Go Figure: Running on the Pack

By Lauren Brownlow | 0 Comment(s) | Posted

For the second consecutive week, Carolina will be renewing an in-state rivalry that has traditionally produced some strange games. And the last five years (all against NC State head coach Tom O’Brien, who could tie the best record of any State coach in history against the Tar Heels) have not disappointed.

Carolina has lost three of the games by a total of nine points. Carolina out-gained NC State by more than 100 yards in two of those games (the lone exception was a four-point loss in Raleigh in 2007 when NC State gained 93 more yards). In the 2009 and 2010 losses, Carolina lost by a total of five points despite out-gaining NC State 885 yards to 610.

So when the stats look so weird, there’s obviously a reason. And for the Tar Heels, a big problem has been their inability to run the ball. Carolina has averaged just 44.6 yards (1.7 per rush) against NC State. In the last two games, it’s been even worse (-2.0 yards per game).

NC State has not put up earth-shattering numbers running the ball, but the Wolfpack has generally been able to run it when they needed to, late in those close games especially. Last year, NC State had 126 yards rushing, its most since the 2008 meeting.
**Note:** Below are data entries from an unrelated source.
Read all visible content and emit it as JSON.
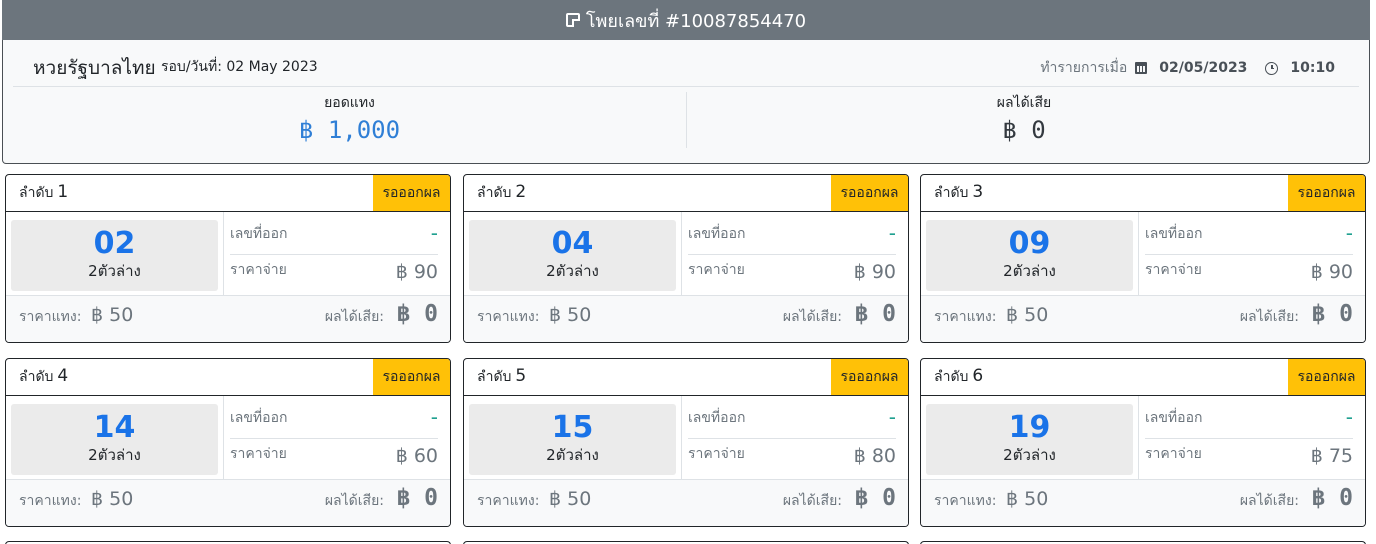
{
  "header": {
    "title": "โพยเลขที่ #10087854470",
    "icon": "ticket-icon"
  },
  "summary": {
    "lottery_name": "หวยรัฐบาลไทย",
    "round_label": "รอบ/วันที่: 02 May 2023",
    "tx_label": "ทำรายการเมื่อ",
    "tx_date": "02/05/2023",
    "tx_time": "10:10",
    "bet_total_label": "ยอดแทง",
    "bet_total_value": "฿ 1,000",
    "profit_label": "ผลได้เสีย",
    "profit_value": "฿ 0",
    "bet_total_color": "#2f7fd6"
  },
  "labels": {
    "seq": "ลำดับ",
    "status": "รอออกผล",
    "drawn": "เลขที่ออก",
    "payout": "ราคาจ่าย",
    "bet": "ราคาแทง:",
    "profit": "ผลได้เสีย:"
  },
  "colors": {
    "status_bg": "#ffc107",
    "number": "#1a73e8",
    "header_bg": "#6c757d"
  },
  "items": [
    {
      "seq": "1",
      "number": "02",
      "type": "2ตัวล่าง",
      "drawn": "-",
      "payout": "฿ 90",
      "bet": "฿ 50",
      "profit": "฿ 0"
    },
    {
      "seq": "2",
      "number": "04",
      "type": "2ตัวล่าง",
      "drawn": "-",
      "payout": "฿ 90",
      "bet": "฿ 50",
      "profit": "฿ 0"
    },
    {
      "seq": "3",
      "number": "09",
      "type": "2ตัวล่าง",
      "drawn": "-",
      "payout": "฿ 90",
      "bet": "฿ 50",
      "profit": "฿ 0"
    },
    {
      "seq": "4",
      "number": "14",
      "type": "2ตัวล่าง",
      "drawn": "-",
      "payout": "฿ 60",
      "bet": "฿ 50",
      "profit": "฿ 0"
    },
    {
      "seq": "5",
      "number": "15",
      "type": "2ตัวล่าง",
      "drawn": "-",
      "payout": "฿ 80",
      "bet": "฿ 50",
      "profit": "฿ 0"
    },
    {
      "seq": "6",
      "number": "19",
      "type": "2ตัวล่าง",
      "drawn": "-",
      "payout": "฿ 75",
      "bet": "฿ 50",
      "profit": "฿ 0"
    }
  ]
}
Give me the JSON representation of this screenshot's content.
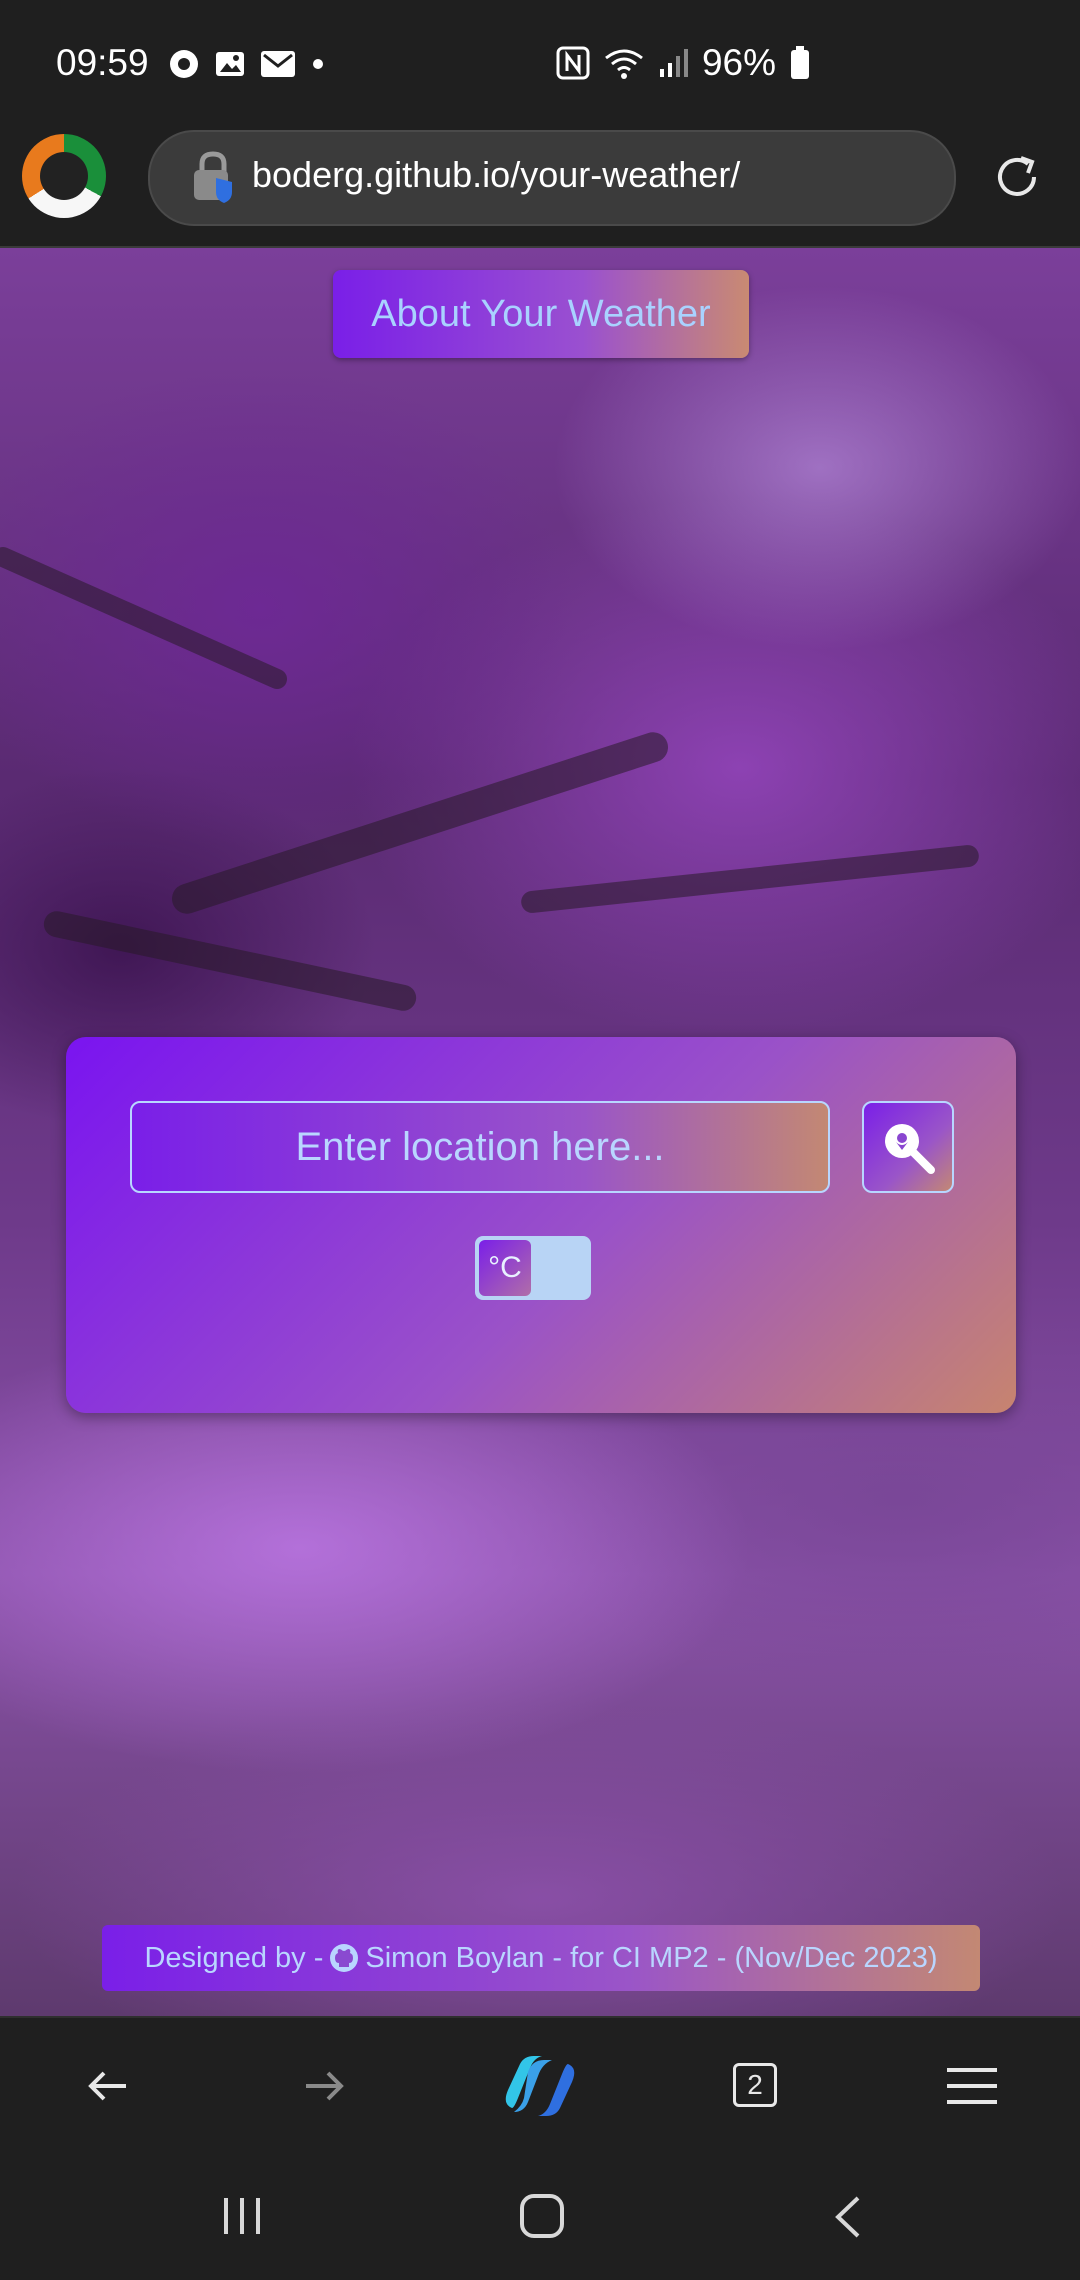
{
  "status_bar": {
    "time": "09:59",
    "battery": "96%",
    "left_icons": [
      "record-icon",
      "image-icon",
      "mail-icon",
      "dot-icon"
    ],
    "right_icons": [
      "nfc-icon",
      "wifi-icon",
      "signal-icon",
      "battery-icon"
    ]
  },
  "browser": {
    "url": "boderg.github.io/your-weather/",
    "tabs_count": "2"
  },
  "page": {
    "about_button": "About Your Weather",
    "search": {
      "placeholder": "Enter location here..."
    },
    "unit_toggle": {
      "label": "°C"
    },
    "footer": {
      "prefix": "Designed by -",
      "suffix": "Simon Boylan - for CI MP2 - (Nov/Dec 2023)"
    }
  },
  "colors": {
    "accent_start": "#7a1fe8",
    "accent_end": "#c38873",
    "text_light_blue": "#b9d6ff"
  }
}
NC State has out-rushed Carolina in all but one game, but even then, their lowest total was 76 yards (the 2009 game when Carolina actually out-gained the Wolfpack by 146 yards and lost). In total, Carolina has averaged 5.2 yards per play against State in the O’Brien era compared to 4.9 for State.
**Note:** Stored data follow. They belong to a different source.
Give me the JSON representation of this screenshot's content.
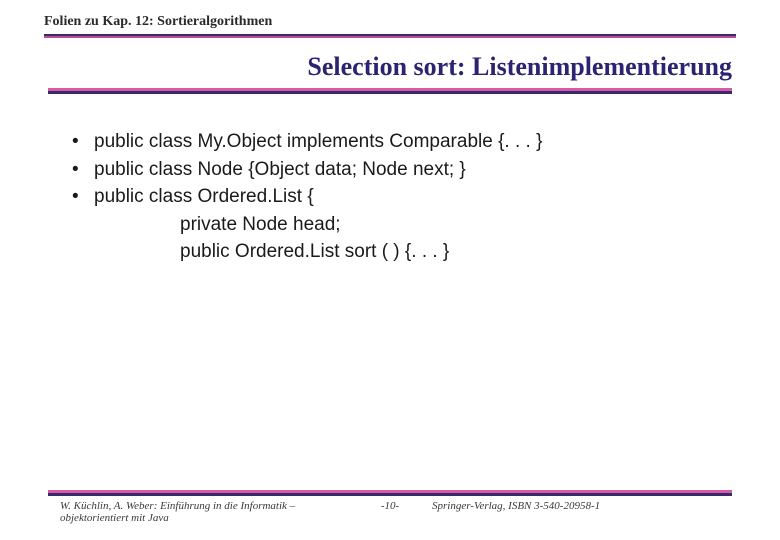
{
  "header": {
    "chapter_label": "Folien zu Kap. 12: Sortieralgorithmen"
  },
  "title": "Selection sort: Listenimplementierung",
  "bullets": {
    "b1": "public class My.Object implements Comparable {. . . }",
    "b2": "public class Node {Object data; Node next; }",
    "b3": "public class Ordered.List {",
    "b3_line2": "private Node head;",
    "b3_line3": "public Ordered.List sort ( ) {. . . }"
  },
  "footer": {
    "left": "W. Küchlin, A. Weber: Einführung in die Informatik – objektorientiert mit Java",
    "center": "-10-",
    "right": "Springer-Verlag, ISBN 3-540-20958-1"
  }
}
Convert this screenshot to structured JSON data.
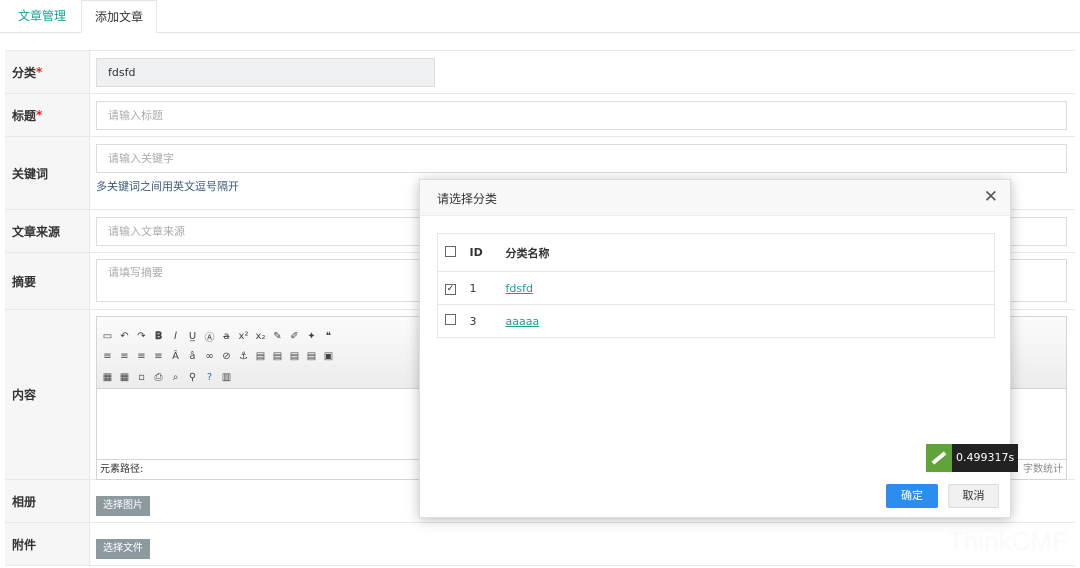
{
  "tabs": [
    {
      "label": "文章管理"
    },
    {
      "label": "添加文章"
    }
  ],
  "form": {
    "category": {
      "label": "分类",
      "required_mark": "*",
      "value": "fdsfd"
    },
    "title": {
      "label": "标题",
      "required_mark": "*",
      "placeholder": "请输入标题"
    },
    "keywords": {
      "label": "关键词",
      "placeholder": "请输入关键字",
      "help": "多关键词之间用英文逗号隔开"
    },
    "source": {
      "label": "文章来源",
      "placeholder": "请输入文章来源"
    },
    "summary": {
      "label": "摘要",
      "placeholder": "请填写摘要"
    },
    "content": {
      "label": "内容",
      "status_path": "元素路径:",
      "word_count": "字数统计"
    },
    "album": {
      "label": "相册",
      "button": "选择图片"
    },
    "attachment": {
      "label": "附件",
      "button": "选择文件"
    }
  },
  "dialog": {
    "title": "请选择分类",
    "columns": {
      "id": "ID",
      "name": "分类名称"
    },
    "rows": [
      {
        "checked": true,
        "id": "1",
        "name": "fdsfd"
      },
      {
        "checked": false,
        "id": "3",
        "name": "aaaaa"
      }
    ],
    "ok": "确定",
    "cancel": "取消"
  },
  "timer": "0.499317s",
  "watermark": "ThinkCMF"
}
Carolina has also struggled on third down against NC State, converting just 14-of-64 (21.9%) to 32-of-80 (40%) for NC State. Carolina’s 4-of-14 performance last year (28.6%) was actually its best in the series: the Tar Heels have been reliably right around 20% or below. NC State has fluctuated more; after converting 16-of-34 the first two games (nearly 50%), it has dropped down to 16-of-46 (34.8%) the last three years.

And when Carolina has been able to move the ball, it often hasn’t capitalized on chances in the red zone. If it has reached the red zone at all. The Tar Heels are 9-of-12 in the red zone against State since ’07 with just two touchdowns. In 2009-10, Carolina reached the red zone eight times and scored just six times, but just one of those scores was a touchdown. NC State, meanwhile, has reached the red zone against Carolina 21 times and scored 14 touchdowns. Last year’s performance - 3-of-4 with just one touchdown - made that touchdown percentage worse.
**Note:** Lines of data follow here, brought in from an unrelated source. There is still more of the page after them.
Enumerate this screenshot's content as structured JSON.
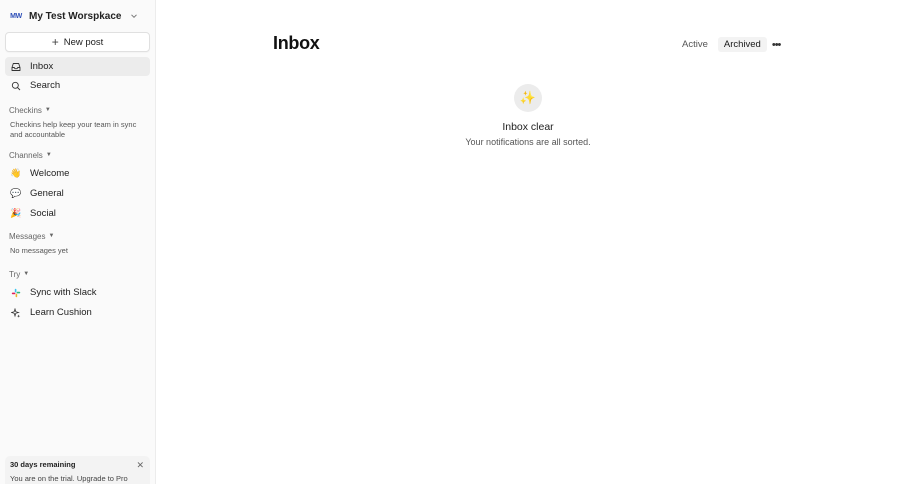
{
  "workspace": {
    "initials": "MW",
    "name": "My Test Worspkace"
  },
  "sidebar": {
    "new_post": "New post",
    "nav": [
      {
        "label": "Inbox",
        "icon": "inbox-icon"
      },
      {
        "label": "Search",
        "icon": "search-icon"
      }
    ],
    "checkins": {
      "header": "Checkins",
      "hint": "Checkins help keep your team in sync and accountable"
    },
    "channels": {
      "header": "Channels",
      "items": [
        {
          "label": "Welcome",
          "icon": "👋"
        },
        {
          "label": "General",
          "icon": "💬"
        },
        {
          "label": "Social",
          "icon": "🎉"
        }
      ]
    },
    "messages": {
      "header": "Messages",
      "empty": "No messages yet"
    },
    "try": {
      "header": "Try",
      "items": [
        {
          "label": "Sync with Slack",
          "icon": "slack-icon"
        },
        {
          "label": "Learn Cushion",
          "icon": "sparkle-icon"
        }
      ]
    },
    "trial": {
      "title": "30 days remaining",
      "body": "You are on the trial. Upgrade to Pro"
    }
  },
  "main": {
    "title": "Inbox",
    "tabs": [
      "Active",
      "Archived"
    ],
    "selected_tab": "Archived",
    "empty": {
      "icon": "✨",
      "title": "Inbox clear",
      "subtitle": "Your notifications are all sorted."
    }
  },
  "colors": {
    "sidebar_bg": "#fafafa",
    "active_item": "#ececec",
    "accent": "#2d4fb8"
  }
}
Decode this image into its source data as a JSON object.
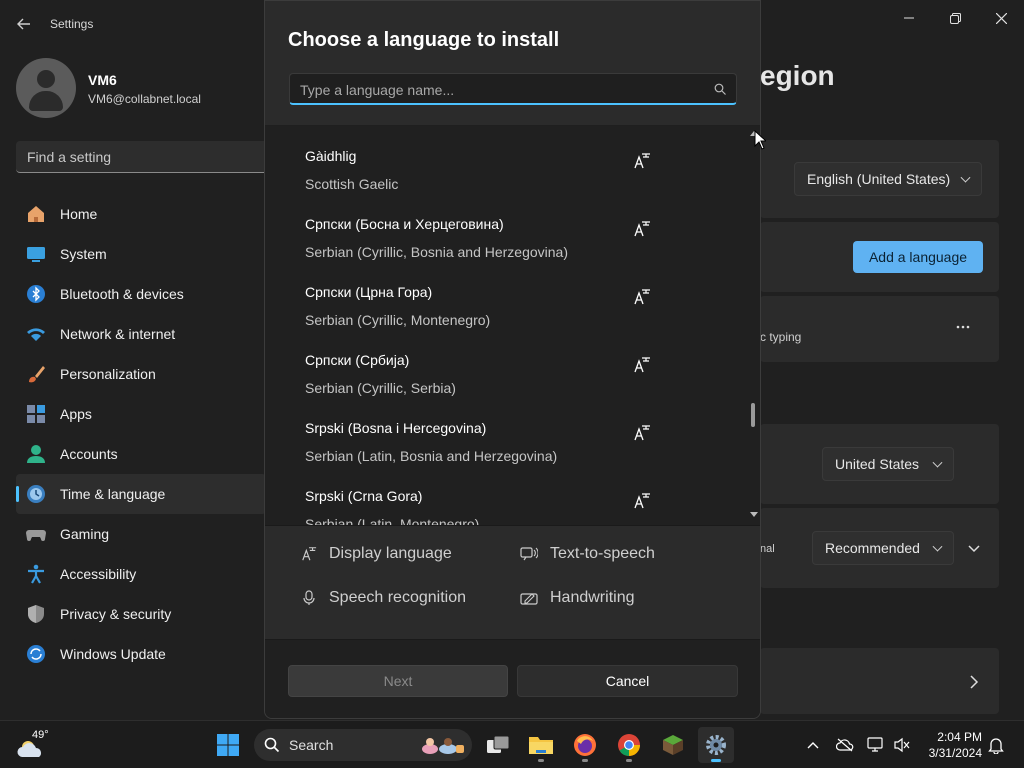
{
  "window": {
    "app_title": "Settings",
    "pane_title": "egion"
  },
  "profile": {
    "name": "VM6",
    "email": "VM6@collabnet.local"
  },
  "find_setting": {
    "placeholder": "Find a setting"
  },
  "sidebar": {
    "items": [
      {
        "label": "Home",
        "icon": "home-icon"
      },
      {
        "label": "System",
        "icon": "system-icon"
      },
      {
        "label": "Bluetooth & devices",
        "icon": "bluetooth-icon"
      },
      {
        "label": "Network & internet",
        "icon": "wifi-icon"
      },
      {
        "label": "Personalization",
        "icon": "brush-icon"
      },
      {
        "label": "Apps",
        "icon": "apps-icon"
      },
      {
        "label": "Accounts",
        "icon": "accounts-icon"
      },
      {
        "label": "Time & language",
        "icon": "clock-globe-icon",
        "active": true
      },
      {
        "label": "Gaming",
        "icon": "gamepad-icon"
      },
      {
        "label": "Accessibility",
        "icon": "accessibility-icon"
      },
      {
        "label": "Privacy & security",
        "icon": "shield-icon"
      },
      {
        "label": "Windows Update",
        "icon": "update-icon"
      }
    ]
  },
  "background": {
    "display_language_value": "English (United States)",
    "add_language_label": "Add a language",
    "typing_text": "c typing",
    "region_value": "United States",
    "regional_format_label": "nal",
    "regional_format_value": "Recommended"
  },
  "dialog": {
    "title": "Choose a language to install",
    "search_placeholder": "Type a language name...",
    "languages": [
      {
        "native": "Gàidhlig",
        "english": "Scottish Gaelic"
      },
      {
        "native": "Српски (Босна и Херцеговина)",
        "english": "Serbian (Cyrillic, Bosnia and Herzegovina)"
      },
      {
        "native": "Српски (Црна Гора)",
        "english": "Serbian (Cyrillic, Montenegro)"
      },
      {
        "native": "Српски (Србија)",
        "english": "Serbian (Cyrillic, Serbia)"
      },
      {
        "native": "Srpski (Bosna i Hercegovina)",
        "english": "Serbian (Latin, Bosnia and Herzegovina)"
      },
      {
        "native": "Srpski (Crna Gora)",
        "english": "Serbian (Latin, Montenegro)"
      }
    ],
    "legend": {
      "display_language": "Display language",
      "text_to_speech": "Text-to-speech",
      "speech_recognition": "Speech recognition",
      "handwriting": "Handwriting"
    },
    "next_label": "Next",
    "cancel_label": "Cancel"
  },
  "taskbar": {
    "weather_temp": "49°",
    "search_label": "Search",
    "time": "2:04 PM",
    "date": "3/31/2024"
  },
  "colors": {
    "accent": "#4cc2ff",
    "background": "#202020",
    "dialog": "#2b2b2b"
  }
}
The Tar Heels have also struggled with turnovers, committing 14 over the last five games to just four by NC State. The Wolfpack has yet to lose a fumble in the last five years against Carolina, and have gone two full games (2008 and 2009) without committing a turnover. Two of their four turnovers came in the 2007 game.

Carolina did have six of its 14 turnovers in the error-riddled 2008 game in Chapel Hill, but the Tar Heels are still losing the turnover battle 6-2 over the last three games since. In Carolina’s two biggest losses in that span - 2008 and 2011 (31 and 13 points) - the Tar Heels lost the turnover battle 9-1.

But somehow, those turnovers haven’t cost them. NC State has turned Carolina’s 14 turnovers into just 30 points, including just three points in the last three years off of six Carolina turnovers. The Tar Heels have 17 points off of four NC State turnovers, but 14 of those points were in one game (2007).

Where it has hurt them - as have their struggles running the ball and on third down - is in time of possession. Carolina has trailed in that stat every year for the last five years by an average of nearly eight minutes per game. NC State has had the ball as long as 16 minutes more (in the 2008 game) than the Tar Heels. The shortest deficit Carolina faced was in 2010 (just 2 1/2 minutes). It shows as the game goes on: Carolina has only been outscored 64-54 in the first half by NC State. But in the second half, that advantage grows to 74-39.

Carolina has the best running back it has had in quite some time in Giovani Bernard, but as Saturday showed, he can’t do it alone. The Tar Heels will have to have a balanced offense and play relatively mistake-free football to beat yet another determined rival that will certainly be playing some of its best football.